1) Americans trusted them;
2) they weren't seen as partisan actors;
3) they didn't try to stir/provoke emotions
In the 1980s, the news broadcasts sent to the vast majority of the populace were:

* tonally restrained
* in search of the facts of an issue and what the issue meant for citizens
* not blatantly desirous of a specific electoral/partisan outcome or shift
It seems impossible today to imagine a newscast--or a newscaster--which can matter-of-factly report on and examine the news, following the facts wherever they lead (no matter how inconvenient), and letting that be the final word.

Yet, we have to at least recapture that standard.
We have to recapture that standard in our minds and our inner emotional worlds so that we can recognize the standard when a journalist or a program actually applies it.

Journalists and programs which apply the right standard are the ones we should watch/read & materially support
Many will view this as a defeat of a given ideology, based on their own life experiences, but the whole point of insisting on broadly followed, consistently applied standards is to REMOVE the notion that "truth" has a specific label.

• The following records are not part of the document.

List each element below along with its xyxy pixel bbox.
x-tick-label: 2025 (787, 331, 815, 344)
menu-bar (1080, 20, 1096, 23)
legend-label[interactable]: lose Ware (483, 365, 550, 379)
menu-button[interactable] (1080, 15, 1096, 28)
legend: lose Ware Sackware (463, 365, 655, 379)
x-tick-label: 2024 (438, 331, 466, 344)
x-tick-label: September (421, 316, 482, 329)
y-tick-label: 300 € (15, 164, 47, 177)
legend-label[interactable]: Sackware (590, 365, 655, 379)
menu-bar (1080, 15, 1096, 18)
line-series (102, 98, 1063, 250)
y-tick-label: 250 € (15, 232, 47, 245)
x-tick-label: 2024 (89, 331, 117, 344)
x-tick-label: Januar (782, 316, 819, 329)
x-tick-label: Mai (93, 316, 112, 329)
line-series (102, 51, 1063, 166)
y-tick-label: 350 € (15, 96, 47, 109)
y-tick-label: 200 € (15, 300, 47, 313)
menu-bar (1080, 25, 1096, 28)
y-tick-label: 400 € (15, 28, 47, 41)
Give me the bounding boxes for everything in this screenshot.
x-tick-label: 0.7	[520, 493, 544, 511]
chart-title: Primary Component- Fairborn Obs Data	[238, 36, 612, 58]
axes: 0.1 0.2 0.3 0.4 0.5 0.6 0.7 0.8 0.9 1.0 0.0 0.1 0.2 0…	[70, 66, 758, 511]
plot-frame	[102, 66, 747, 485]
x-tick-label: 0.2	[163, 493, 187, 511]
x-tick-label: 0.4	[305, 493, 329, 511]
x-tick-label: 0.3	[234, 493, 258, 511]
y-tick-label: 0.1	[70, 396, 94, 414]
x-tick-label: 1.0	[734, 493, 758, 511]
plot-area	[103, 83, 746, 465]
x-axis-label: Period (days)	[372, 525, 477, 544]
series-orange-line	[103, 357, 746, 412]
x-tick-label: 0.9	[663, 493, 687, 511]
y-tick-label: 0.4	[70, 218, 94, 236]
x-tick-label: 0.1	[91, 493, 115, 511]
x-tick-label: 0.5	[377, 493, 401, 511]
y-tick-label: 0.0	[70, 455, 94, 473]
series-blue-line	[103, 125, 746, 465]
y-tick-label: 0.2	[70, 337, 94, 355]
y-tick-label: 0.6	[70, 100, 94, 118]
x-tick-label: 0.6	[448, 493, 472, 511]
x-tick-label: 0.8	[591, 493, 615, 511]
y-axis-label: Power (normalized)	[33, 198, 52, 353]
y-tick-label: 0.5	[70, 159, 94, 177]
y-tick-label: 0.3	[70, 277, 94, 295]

Truth isn't leftist or right-wing; it's truth
.@Maddow 4 centrist Democrats, just like @SeanHannity 4 Trump voters, is the exact antithesis of a public commentator who treats truth as truth; for her, it is and has been couched in a specific identity.

Truth, for Rachel, is what the DNC wants.
For Sean, it's what Trump wants.
Wanting the full truth to be reported--evenly, in a timely way, regardless of party or ideology--should not be seen as a leftist or right-wing point of principle. It should simply be a universal journalistic principle.
Nearly all major media figures fall WELL short of applying it
We're in a pandemic.

If ever there was a time 4 the media, writ large, to report on the truth evenly and consistently, & to not play favorites, it is now... but @Maddow + our cable networks very nakedly show they have no interest in that.
Hopefully more will be able to see this.
The refusal of @SpeakerPelosi to apply remote voting to the House--& her accompanying refusal to fiercely advocate for monthly UBI->all Americans--would be POUNCED on by @Maddow if a Republican was guilty of the same failures of leadership...but of course, Pelosi escapes scrutiny
If 3 people in a room -- in this case, Trump, McConnell, and Pelosi -- all share responsibility for a failure of governance in a moment of national crisis, and you only call out the two people from one party while excusing the third, you're a hack, and not a journalist.
If 3 people in a room share responsibility for a national disgrace, and their party affiliations and ideologies are different, simply call all 3 people out.

That's really what this is all about, nothing more.

Just meet that standard. If you can't, go into public relations.